Automate Routine Tasks, but Watch Out for AI Hallucinations
The most meaningful AIOps capabilities for small businesses help to automate routine tasks, letting them do more and conserve resources, Kurtz says.
Consider graphic designers, who are using AIOps to speed up their work and produce more options for clients to choose from. Other small businesses rely on AIOps to forecast performance and scale operations.
While most AI systems are pretty accurate, a human in the loop is still necessary to cross-check their output and ensure models aren’t hallucinating, Kurtz says. An AI hallucination is when a system such as a chatbot provides an inaccurate or nonsensical answer based on misinterpretation, incompleteness or bias in the data.
Due to rapid advances in AIOps and the risk of hallucinations, small businesses can’t afford to set AI systems to autopilot.
“AI is revolutionizing how large and small businesses alike operate, but it shouldn’t be hands off the steering wheel,” Kurtz says. “There needs to be a human in the loop.”
Improve Visibility Across Hybrid Environments at an Affordable Rate
Small businesses increasingly find themselves operating hybrid IT environments, where data is stored on-premises, in the cloud or moving between the two.

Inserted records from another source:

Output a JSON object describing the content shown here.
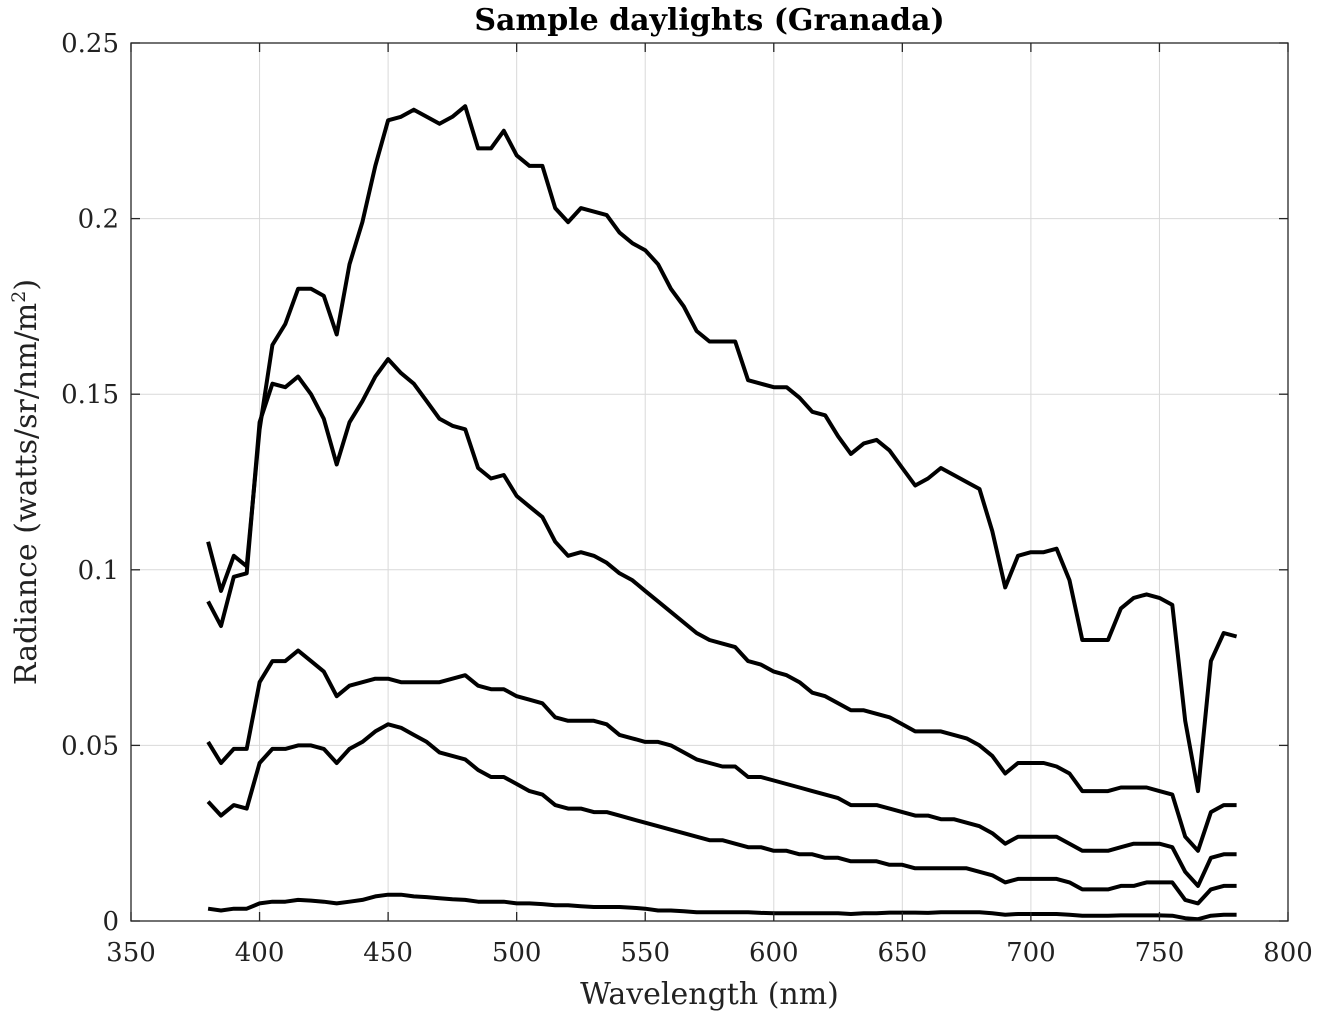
{
  "chart_data": {
    "type": "line",
    "title": "Sample daylights (Granada)",
    "xlabel": "Wavelength (nm)",
    "ylabel_prefix": "Radiance (watts/sr/nm/m",
    "ylabel_sup": "2",
    "ylabel_suffix": ")",
    "xlim": [
      350,
      800
    ],
    "ylim": [
      0,
      0.25
    ],
    "grid": true,
    "xticks": [
      350,
      400,
      450,
      500,
      550,
      600,
      650,
      700,
      750,
      800
    ],
    "xtick_labels": [
      "350",
      "400",
      "450",
      "500",
      "550",
      "600",
      "650",
      "700",
      "750",
      "800"
    ],
    "yticks": [
      0,
      0.05,
      0.1,
      0.15,
      0.2,
      0.25
    ],
    "ytick_labels": [
      "0",
      "0.05",
      "0.1",
      "0.15",
      "0.2",
      "0.25"
    ],
    "line_color": "#000000",
    "x": [
      380,
      385,
      390,
      395,
      400,
      405,
      410,
      415,
      420,
      425,
      430,
      435,
      440,
      445,
      450,
      455,
      460,
      465,
      470,
      475,
      480,
      485,
      490,
      495,
      500,
      505,
      510,
      515,
      520,
      525,
      530,
      535,
      540,
      545,
      550,
      555,
      560,
      565,
      570,
      575,
      580,
      585,
      590,
      595,
      600,
      605,
      610,
      615,
      620,
      625,
      630,
      635,
      640,
      645,
      650,
      655,
      660,
      665,
      670,
      675,
      680,
      685,
      690,
      695,
      700,
      705,
      710,
      715,
      720,
      725,
      730,
      735,
      740,
      745,
      750,
      755,
      760,
      765,
      770,
      775,
      780
    ],
    "series": [
      {
        "values": [
          0.108,
          0.094,
          0.104,
          0.101,
          0.14,
          0.164,
          0.17,
          0.18,
          0.18,
          0.178,
          0.167,
          0.187,
          0.199,
          0.215,
          0.228,
          0.229,
          0.231,
          0.229,
          0.227,
          0.229,
          0.232,
          0.22,
          0.22,
          0.225,
          0.218,
          0.215,
          0.215,
          0.203,
          0.199,
          0.203,
          0.202,
          0.201,
          0.196,
          0.193,
          0.191,
          0.187,
          0.18,
          0.175,
          0.168,
          0.165,
          0.165,
          0.165,
          0.154,
          0.153,
          0.152,
          0.152,
          0.149,
          0.145,
          0.144,
          0.138,
          0.133,
          0.136,
          0.137,
          0.134,
          0.129,
          0.124,
          0.126,
          0.129,
          0.127,
          0.125,
          0.123,
          0.111,
          0.095,
          0.104,
          0.105,
          0.105,
          0.106,
          0.097,
          0.08,
          0.08,
          0.08,
          0.089,
          0.092,
          0.093,
          0.092,
          0.09,
          0.057,
          0.037,
          0.074,
          0.082,
          0.081
        ]
      },
      {
        "values": [
          0.091,
          0.084,
          0.098,
          0.099,
          0.142,
          0.153,
          0.152,
          0.155,
          0.15,
          0.143,
          0.13,
          0.142,
          0.148,
          0.155,
          0.16,
          0.156,
          0.153,
          0.148,
          0.143,
          0.141,
          0.14,
          0.129,
          0.126,
          0.127,
          0.121,
          0.118,
          0.115,
          0.108,
          0.104,
          0.105,
          0.104,
          0.102,
          0.099,
          0.097,
          0.094,
          0.091,
          0.088,
          0.085,
          0.082,
          0.08,
          0.079,
          0.078,
          0.074,
          0.073,
          0.071,
          0.07,
          0.068,
          0.065,
          0.064,
          0.062,
          0.06,
          0.06,
          0.059,
          0.058,
          0.056,
          0.054,
          0.054,
          0.054,
          0.053,
          0.052,
          0.05,
          0.047,
          0.042,
          0.045,
          0.045,
          0.045,
          0.044,
          0.042,
          0.037,
          0.037,
          0.037,
          0.038,
          0.038,
          0.038,
          0.037,
          0.036,
          0.024,
          0.02,
          0.031,
          0.033,
          0.033
        ]
      },
      {
        "values": [
          0.051,
          0.045,
          0.049,
          0.049,
          0.068,
          0.074,
          0.074,
          0.077,
          0.074,
          0.071,
          0.064,
          0.067,
          0.068,
          0.069,
          0.069,
          0.068,
          0.068,
          0.068,
          0.068,
          0.069,
          0.07,
          0.067,
          0.066,
          0.066,
          0.064,
          0.063,
          0.062,
          0.058,
          0.057,
          0.057,
          0.057,
          0.056,
          0.053,
          0.052,
          0.051,
          0.051,
          0.05,
          0.048,
          0.046,
          0.045,
          0.044,
          0.044,
          0.041,
          0.041,
          0.04,
          0.039,
          0.038,
          0.037,
          0.036,
          0.035,
          0.033,
          0.033,
          0.033,
          0.032,
          0.031,
          0.03,
          0.03,
          0.029,
          0.029,
          0.028,
          0.027,
          0.025,
          0.022,
          0.024,
          0.024,
          0.024,
          0.024,
          0.022,
          0.02,
          0.02,
          0.02,
          0.021,
          0.022,
          0.022,
          0.022,
          0.021,
          0.014,
          0.01,
          0.018,
          0.019,
          0.019
        ]
      },
      {
        "values": [
          0.034,
          0.03,
          0.033,
          0.032,
          0.045,
          0.049,
          0.049,
          0.05,
          0.05,
          0.049,
          0.045,
          0.049,
          0.051,
          0.054,
          0.056,
          0.055,
          0.053,
          0.051,
          0.048,
          0.047,
          0.046,
          0.043,
          0.041,
          0.041,
          0.039,
          0.037,
          0.036,
          0.033,
          0.032,
          0.032,
          0.031,
          0.031,
          0.03,
          0.029,
          0.028,
          0.027,
          0.026,
          0.025,
          0.024,
          0.023,
          0.023,
          0.022,
          0.021,
          0.021,
          0.02,
          0.02,
          0.019,
          0.019,
          0.018,
          0.018,
          0.017,
          0.017,
          0.017,
          0.016,
          0.016,
          0.015,
          0.015,
          0.015,
          0.015,
          0.015,
          0.014,
          0.013,
          0.011,
          0.012,
          0.012,
          0.012,
          0.012,
          0.011,
          0.009,
          0.009,
          0.009,
          0.01,
          0.01,
          0.011,
          0.011,
          0.011,
          0.006,
          0.005,
          0.009,
          0.01,
          0.01
        ]
      },
      {
        "values": [
          0.0035,
          0.003,
          0.0035,
          0.0035,
          0.005,
          0.0055,
          0.0055,
          0.006,
          0.0058,
          0.0055,
          0.005,
          0.0055,
          0.006,
          0.007,
          0.0075,
          0.0075,
          0.007,
          0.0068,
          0.0065,
          0.0062,
          0.006,
          0.0055,
          0.0055,
          0.0055,
          0.005,
          0.005,
          0.0048,
          0.0045,
          0.0045,
          0.0042,
          0.004,
          0.004,
          0.004,
          0.0038,
          0.0035,
          0.003,
          0.003,
          0.0028,
          0.0025,
          0.0025,
          0.0025,
          0.0025,
          0.0025,
          0.0023,
          0.0022,
          0.0022,
          0.0022,
          0.0022,
          0.0022,
          0.0022,
          0.002,
          0.0022,
          0.0022,
          0.0024,
          0.0024,
          0.0024,
          0.0023,
          0.0025,
          0.0025,
          0.0025,
          0.0025,
          0.0022,
          0.0018,
          0.002,
          0.002,
          0.002,
          0.002,
          0.0018,
          0.0015,
          0.0015,
          0.0015,
          0.0016,
          0.0016,
          0.0016,
          0.0016,
          0.0015,
          0.0008,
          0.0005,
          0.0015,
          0.0018,
          0.0018
        ]
      }
    ]
  }
}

AIOps allows for greater visibility across such environments.
Interested small businesses should consider going the subscription route to reduce overhead.
“Affordable options exist for small businesses, and there are a lot of subscription-based services out there, some starting as low as $50 a month or even offering free tiers of service for basic features,” Kurtz says.

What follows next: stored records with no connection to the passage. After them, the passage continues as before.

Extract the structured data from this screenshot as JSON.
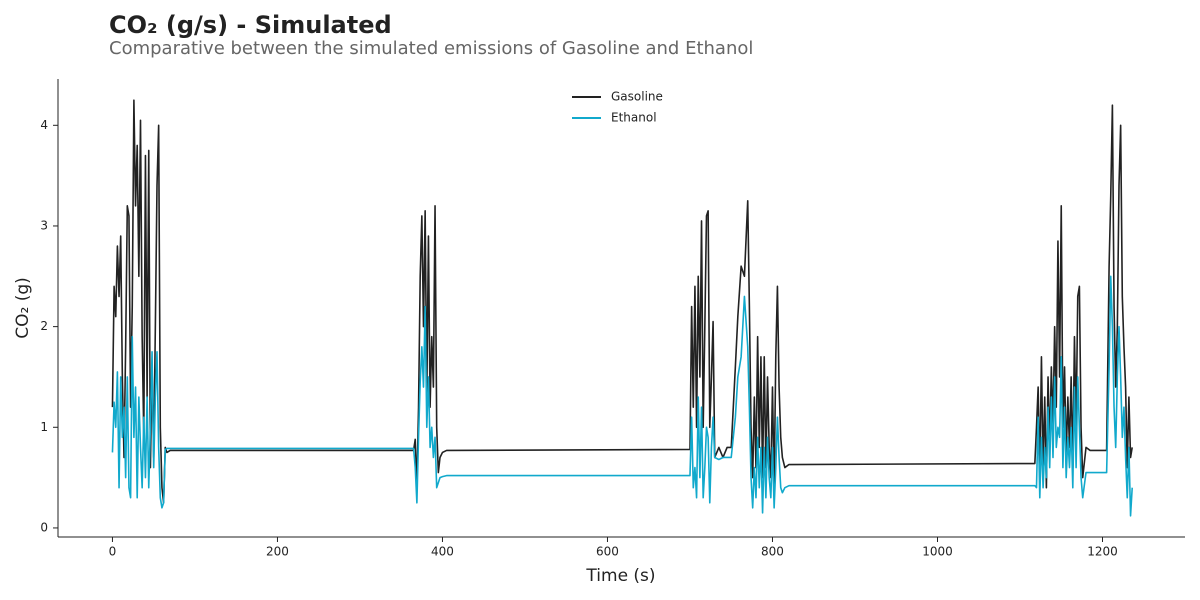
{
  "chart_data": {
    "type": "line",
    "title": "CO₂ (g/s) - Simulated",
    "subtitle": "Comparative between the simulated emissions of Gasoline and Ethanol",
    "xlabel": "Time (s)",
    "ylabel": "CO₂ (g)",
    "x": [
      0,
      2,
      4,
      6,
      8,
      10,
      12,
      14,
      16,
      18,
      20,
      22,
      24,
      26,
      28,
      30,
      32,
      34,
      36,
      38,
      40,
      42,
      44,
      46,
      48,
      50,
      52,
      54,
      56,
      58,
      60,
      62,
      64,
      66,
      70,
      365,
      367,
      369,
      371,
      373,
      375,
      377,
      379,
      381,
      383,
      385,
      387,
      389,
      391,
      393,
      395,
      397,
      400,
      405,
      700,
      702,
      704,
      706,
      708,
      710,
      712,
      714,
      716,
      718,
      720,
      722,
      724,
      726,
      728,
      730,
      735,
      740,
      745,
      750,
      755,
      758,
      762,
      766,
      770,
      772,
      774,
      776,
      778,
      780,
      782,
      784,
      786,
      788,
      790,
      792,
      794,
      796,
      798,
      800,
      802,
      804,
      806,
      808,
      810,
      812,
      815,
      820,
      1118,
      1120,
      1122,
      1124,
      1126,
      1128,
      1130,
      1132,
      1134,
      1136,
      1138,
      1140,
      1142,
      1144,
      1146,
      1148,
      1150,
      1152,
      1154,
      1156,
      1158,
      1160,
      1162,
      1164,
      1166,
      1168,
      1170,
      1172,
      1174,
      1176,
      1180,
      1185,
      1190,
      1195,
      1200,
      1205,
      1208,
      1210,
      1212,
      1214,
      1216,
      1218,
      1220,
      1222,
      1224,
      1226,
      1228,
      1230,
      1232,
      1234,
      1236
    ],
    "series": [
      {
        "name": "Gasoline",
        "color": "#222222",
        "values": [
          1.2,
          2.4,
          2.1,
          2.8,
          2.3,
          2.9,
          1.5,
          0.7,
          1.8,
          3.2,
          3.1,
          1.2,
          2.2,
          4.25,
          3.2,
          3.8,
          2.5,
          4.05,
          1.9,
          0.9,
          3.7,
          1.3,
          3.75,
          0.6,
          1.6,
          0.7,
          2.0,
          3.4,
          4.0,
          1.0,
          0.4,
          0.25,
          0.8,
          0.75,
          0.77,
          0.77,
          0.88,
          0.4,
          1.2,
          2.5,
          3.1,
          2.0,
          3.15,
          1.3,
          2.9,
          1.2,
          1.9,
          1.4,
          3.2,
          1.0,
          0.55,
          0.7,
          0.75,
          0.77,
          0.78,
          2.2,
          1.2,
          2.4,
          1.0,
          2.5,
          1.5,
          3.05,
          1.0,
          2.0,
          3.1,
          3.15,
          1.0,
          1.5,
          2.05,
          0.7,
          0.8,
          0.7,
          0.8,
          0.8,
          1.6,
          2.1,
          2.6,
          2.5,
          3.25,
          2.2,
          1.0,
          0.5,
          1.3,
          0.6,
          1.9,
          0.8,
          1.7,
          0.5,
          1.7,
          0.6,
          1.5,
          0.8,
          0.5,
          1.4,
          0.4,
          1.7,
          2.4,
          1.4,
          0.9,
          0.7,
          0.6,
          0.63,
          0.64,
          1.0,
          1.4,
          0.5,
          1.7,
          0.6,
          1.3,
          0.4,
          1.5,
          0.8,
          1.6,
          1.0,
          2.0,
          1.2,
          2.85,
          1.5,
          3.2,
          1.0,
          1.6,
          0.7,
          1.3,
          0.8,
          1.5,
          0.6,
          1.9,
          1.0,
          2.3,
          2.4,
          1.0,
          0.5,
          0.8,
          0.77,
          0.77,
          0.77,
          0.77,
          0.77,
          2.6,
          3.3,
          4.2,
          2.2,
          1.4,
          2.0,
          3.4,
          4.0,
          2.3,
          1.8,
          1.4,
          0.6,
          1.3,
          0.7,
          0.8
        ]
      },
      {
        "name": "Ethanol",
        "color": "#11a9cc",
        "values": [
          0.75,
          1.25,
          1.0,
          1.55,
          0.4,
          1.5,
          0.9,
          1.2,
          0.5,
          1.5,
          0.4,
          0.3,
          1.9,
          0.9,
          1.4,
          0.3,
          1.3,
          0.8,
          0.4,
          1.1,
          0.5,
          1.3,
          0.4,
          1.0,
          1.75,
          0.6,
          1.3,
          1.75,
          0.8,
          0.3,
          0.2,
          0.25,
          0.78,
          0.79,
          0.79,
          0.79,
          0.6,
          0.25,
          0.9,
          1.45,
          1.8,
          1.4,
          2.2,
          1.0,
          1.5,
          0.8,
          1.0,
          0.7,
          0.9,
          0.4,
          0.45,
          0.5,
          0.51,
          0.52,
          0.52,
          1.1,
          0.4,
          0.6,
          0.3,
          1.3,
          0.5,
          1.2,
          0.3,
          0.6,
          1.0,
          0.9,
          0.25,
          0.8,
          1.1,
          0.7,
          0.68,
          0.7,
          0.7,
          0.7,
          1.1,
          1.5,
          1.7,
          2.3,
          1.8,
          1.2,
          0.5,
          0.2,
          0.6,
          0.3,
          0.9,
          0.4,
          0.8,
          0.15,
          0.8,
          0.3,
          0.9,
          0.5,
          0.3,
          0.8,
          0.2,
          0.6,
          1.1,
          0.7,
          0.4,
          0.35,
          0.4,
          0.42,
          0.42,
          0.4,
          1.1,
          0.3,
          0.9,
          0.4,
          0.8,
          0.5,
          1.2,
          0.6,
          1.3,
          0.7,
          1.5,
          0.8,
          1.0,
          0.9,
          1.7,
          0.6,
          1.2,
          0.5,
          0.9,
          0.6,
          1.0,
          0.4,
          1.4,
          0.6,
          1.5,
          1.0,
          0.5,
          0.3,
          0.55,
          0.55,
          0.55,
          0.55,
          0.55,
          0.55,
          1.6,
          2.5,
          2.0,
          1.2,
          0.8,
          1.5,
          2.0,
          1.5,
          0.9,
          1.2,
          0.7,
          0.3,
          0.8,
          0.12,
          0.4
        ]
      }
    ],
    "xlim": [
      -66,
      1300
    ],
    "ylim": [
      -0.09,
      4.46
    ],
    "xticks": [
      0,
      200,
      400,
      600,
      800,
      1000,
      1200
    ],
    "yticks": [
      0,
      1,
      2,
      3,
      4
    ],
    "legend": "upper center",
    "grid": false
  }
}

These subscription models are a large part of why SMBs have been able to embrace AI so fast.
UP NEXT: Learn how to reduce burnout among cyber employees.

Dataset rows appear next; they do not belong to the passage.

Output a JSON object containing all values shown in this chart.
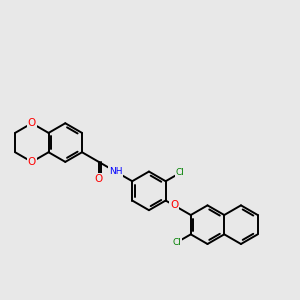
{
  "background_color": "#e8e8e8",
  "bond_color": "#000000",
  "bond_width": 1.4,
  "atom_colors": {
    "O": "#ff0000",
    "N": "#0000ff",
    "Cl": "#008000",
    "C": "#000000"
  },
  "figsize": [
    3.0,
    3.0
  ],
  "dpi": 100
}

Automation Takes the Burden Off Small Cyber Teams
Small businesses have small staffs and need to triage cyber incidents quickly without hiring additional personnel. Fortunately, AIOps improves the automation of incident detection and response.
Automating incident detection and response takes the burden off cyber analysts so that they can shift from a reactive to proactive posture, reducing downtime.
Splunk customers have also responded favorably to using natural language processing to structure data queries as opposed to the domain-specific Splunk Search Processing Language, which requires training to learn, Kurtz says. Security operations center analysts have been the primary beneficiaries, with event reporting now automated and easily searchable.
“The AI that we are deploying now is very helpful in the context of SOC operations,” Kurtz says.